如此溫馨的清晨卻到這一刻戛然而止。


    手機突然響了起來,盛世拿起電話,不過是輕輕地“喂”了一聲,隨即,便是長久的停頓。


    他的眉心微微地皺了皺,抬眼,目光灼灼地看著顧南溪。


    小家夥在顧南溪懷裏鬧騰,咿咿呀呀地說著一通的嬰兒語。


    似乎感受到盛世的注視,小家夥興衝衝的揚起手,抓起一把被揉捏得亂七八糟的麵包屑遞給他,開心的說道:“給!大壞蛋……給……”


    盛世對著電話那頭,語氣沉冷地“嗯”了一聲。


    顧南溪見他神色有些暗沉,不祥的預感油然而生,直覺告訴她有事發生。


    著實耐不住,她開口,猶豫著詢問道:“是出了什麽事嗎?!”


    盛世走向她,拍了拍她的肩膀,安撫著說道:“沒事,有個項目出了點問題,我必須要立刻迴言氏一趟,你乖乖在家待著,其他的都交給我,好嗎?!”


    顧南溪有些納悶,立刻關切著問道:“是什麽大問題嗎?!”


    盛世從管家那裏接過外套,淡淡地說道:“小問題,我去去就迴!”


    顧南溪點點頭,說道:“好!”


    盛世向美國走去,走了幾步,又突然頓住,開口喚了一句,“南溪……”


    顧南溪摟著孩子,扭頭,詫異的看著他,“嗯!?”


    明亮幹淨的餐廳內,顧南溪摟著孩子,抬頭時,發絲溫婉的晃了晃。


    那副眉眼裏,皆是溫情脈脈。


    盛世衝著她搖了搖頭,淡淡地說了聲,“沒事……”


    說完,他便向門外走去。


    顧南溪看著他的背影,閃了神。


    今日倒沒什麽事,早餐過後,顧南溪便陪著小家夥去了花房,一大一小的坐在地上,手把手的玩著泥土。


    趁著最好的溫濕度,她把新進的花種給落了土。


    鍾媽端來熱茶,輕輕地擱在雕花的小茶幾上,滿臉微笑著說道:“太太,喝點熱茶吧!?”


    顧南溪摟著小家夥,兩人玩鬧著,說道:“好的,放在那裏吧!”


    小家夥的學習能力很強,玩得倒是不亦樂乎。


    顧南溪見他玩得起勁,這才站起來,將旁邊的剛種上種子的小花盆搬起來,放在旁邊的花架上。

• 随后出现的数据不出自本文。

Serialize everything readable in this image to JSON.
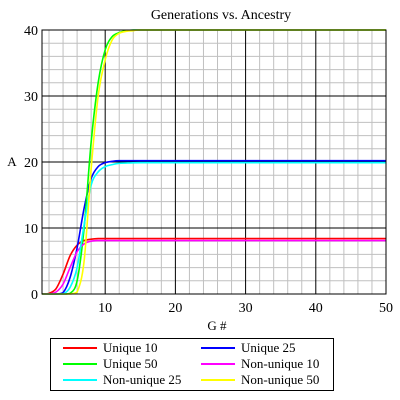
{
  "chart_data": {
    "type": "line",
    "title": "Generations vs. Ancestry",
    "xlabel": "G #",
    "ylabel": "A",
    "xlim": [
      1,
      50
    ],
    "ylim": [
      0,
      40
    ],
    "xticks": [
      10,
      20,
      30,
      40,
      50
    ],
    "yticks": [
      0,
      10,
      20,
      30,
      40
    ],
    "grid": true,
    "legend_position": "bottom",
    "series": [
      {
        "name": "Unique 10",
        "color": "#ff0000",
        "x": [
          1,
          2,
          3,
          4,
          5,
          6,
          7,
          8,
          9,
          10,
          12,
          15,
          20,
          30,
          40,
          50
        ],
        "y": [
          0,
          0.1,
          0.8,
          3,
          5.8,
          7.4,
          8.1,
          8.3,
          8.4,
          8.4,
          8.4,
          8.4,
          8.4,
          8.4,
          8.4,
          8.4
        ]
      },
      {
        "name": "Unique 25",
        "color": "#0000ff",
        "x": [
          1,
          2,
          3,
          4,
          5,
          6,
          7,
          8,
          9,
          10,
          11,
          12,
          15,
          20,
          30,
          40,
          50
        ],
        "y": [
          0,
          0,
          0,
          0.2,
          2.5,
          7,
          13,
          17.5,
          19.3,
          19.9,
          20.1,
          20.2,
          20.2,
          20.2,
          20.2,
          20.2,
          20.2
        ]
      },
      {
        "name": "Unique 50",
        "color": "#00ff00",
        "x": [
          1,
          2,
          3,
          4,
          5,
          6,
          7,
          8,
          9,
          10,
          11,
          12,
          13,
          14,
          15,
          20,
          30,
          40,
          50
        ],
        "y": [
          0,
          0,
          0,
          0,
          0.1,
          2,
          10,
          23,
          32,
          37,
          39,
          39.6,
          39.9,
          40,
          40,
          40,
          40,
          40,
          40
        ]
      },
      {
        "name": "Non-unique 10",
        "color": "#ff00ff",
        "x": [
          1,
          2,
          3,
          4,
          5,
          6,
          7,
          8,
          9,
          10,
          12,
          15,
          20,
          30,
          40,
          50
        ],
        "y": [
          0,
          0,
          0.3,
          1.5,
          4,
          6.4,
          7.6,
          8,
          8.1,
          8.1,
          8.1,
          8.1,
          8.1,
          8.1,
          8.1,
          8.1
        ]
      },
      {
        "name": "Non-unique 25",
        "color": "#00ffff",
        "x": [
          1,
          2,
          3,
          4,
          5,
          6,
          7,
          8,
          9,
          10,
          11,
          12,
          15,
          20,
          30,
          40,
          50
        ],
        "y": [
          0,
          0,
          0,
          0,
          1,
          4,
          10.5,
          16.5,
          18.5,
          19.3,
          19.6,
          19.8,
          19.9,
          19.9,
          19.9,
          19.9,
          19.9
        ]
      },
      {
        "name": "Non-unique 50",
        "color": "#ffff00",
        "x": [
          1,
          2,
          3,
          4,
          5,
          6,
          7,
          8,
          9,
          10,
          11,
          12,
          13,
          14,
          15,
          20,
          30,
          40,
          50
        ],
        "y": [
          0,
          0,
          0,
          0,
          0,
          0.3,
          5,
          19,
          30,
          35.5,
          38.5,
          39.5,
          39.8,
          39.9,
          40,
          40,
          40,
          40,
          40
        ]
      }
    ]
  }
}
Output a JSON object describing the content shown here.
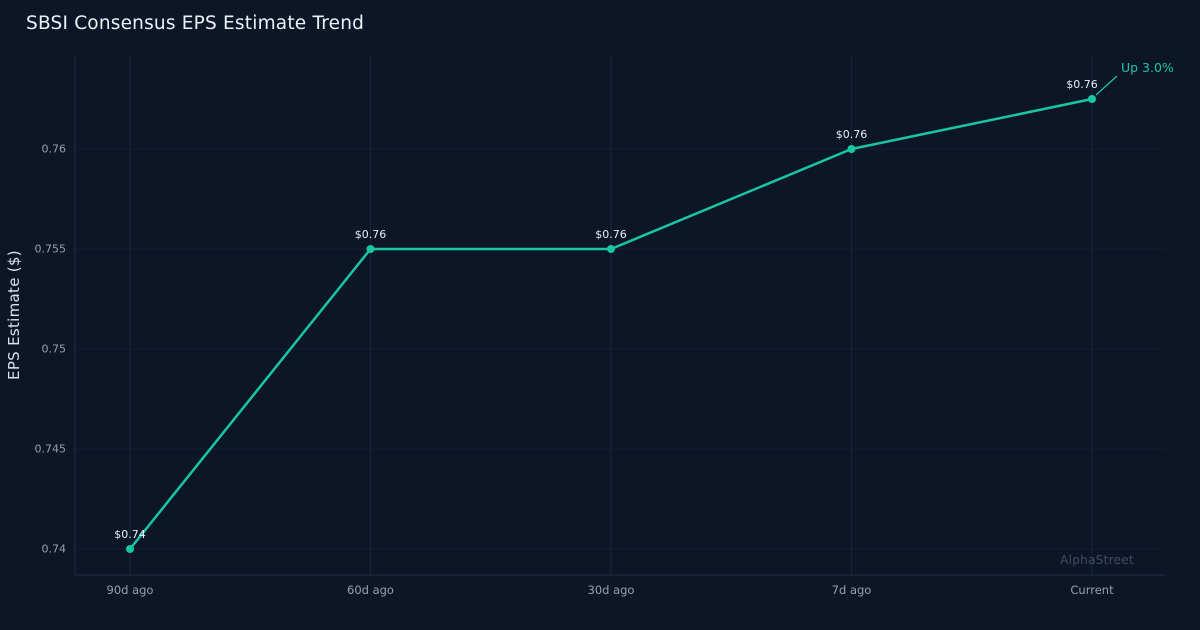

    鍾媽也跟著過來幫忙,一邊自言自語地說道:“今天真是奇怪,外麵怎麽突然變得安靜了。”


    顧南溪聞言,抬頭,目光往大門的方向看了過去。


    這幾日蹲守在門口的記者,居然沒了人影,真是奇怪。


    手機卻在這時響了起來,屏幕顯示是歐陽婷婷的名字,以為是設計圖的事,顧南溪並未多想,便立刻接了起來,“婷婷,什麽事!?”


    電話那頭,歐陽婷婷幾乎跟熱鍋上的螞蟻似的,著急著吼道:“南溪,怎麽辦,我是師傅出事了!”


    顧南溪聞言,立刻緊張起來,問道:“西顧?!西顧出什麽事了?!”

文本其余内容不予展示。